IRS examiners told to carefully observe operations of cash intensive businesses
The IRS has traditionally scrutinized cash businesses very carefully for tax evasion, and a recent update to its Audit Techniques Guide for cash businesses reinforces the agency's proactive approach. The IRS reminded its examiners that their focus should be on probing the business for unreported income.
Cash intensive business
The IRS views a cash intensive business as one that receives a significant amount of receipts in cash. Examples are restaurants, convenience stores and hair styling salons, which all handle a high volume of dollar transactions. In some industries, for example construction, cash may be commonly used to pay workers.
Red flags
The IRS told its examiners to look for certain signs that may indicate that cash is being misappropriated from a business.
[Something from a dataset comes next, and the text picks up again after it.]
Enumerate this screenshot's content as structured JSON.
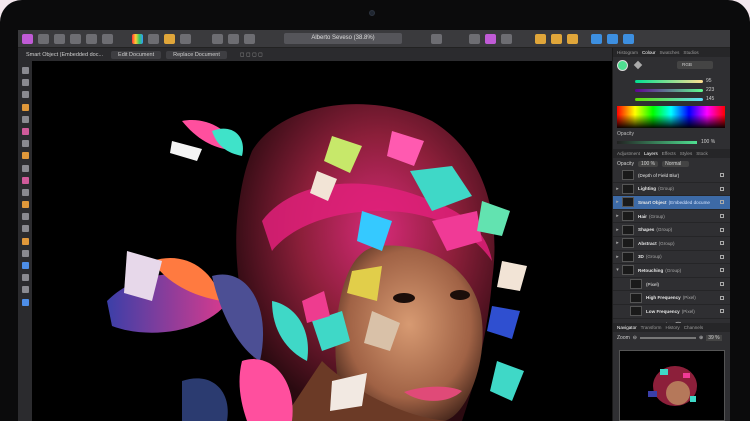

These include:
- A lifestyle that cannot be supported by the income reported by the taxpayer;
- A business that continues to operate despite losses year after year, with no apparent solution to correct the situation;
- Bank balances, debit card balances and liquid investments increase annually despite reporting of low net profits or losses;
- A significant difference between the taxpayer's gross profit margin and that of their industry; and
- Unusually low annual sales for the type of business.
Example. A cash intensive business, which is the only reported income for this family of four, consistently reports ordinary income of $20,000 to $30,000 in the past six years. During the same period, the taxpayer has accumulated two rental properties whose fair market value is in excess of $180,000. Both properties report unusually small rents and substantial expenses, resulting in losses. This scenario, according to the IRS, could indicate misappropriation of cash and tax evasion.
Misappropriated cash
The IRS identified three principal methods to misappropriate cash from a business.
- Cash can be skimmed from receipts;
- Cash can be stolen after it has been recorded; and
- A fraudulent disbursement can be created.
In-person examinations
The IRS emphasized the importance of conducting in-person examinations. In a cash intensive business, the IRS noted that there may be very few tangible records. This makes the interview with the taxpayer crucial as the oral testimony of the taxpayer may be the only evidence provided. The IRS instructed its agents to ask the taxpayer to explain every step from the time that cash and other income is received until it is deposited to a bank or spent. An interview for a cash intensive business may take two or more hours, the IRS noted.
The IRS also instructed its agents to observe how cash payments are made and how they are handled by the taxpayer. This includes spending time watching the procedures at the taxpayer's cash register, comparing the cash register tapes from the day the register was observed to the tapes for the audit period, and matching the taxpayer's statements, cash register records or reports against the findings.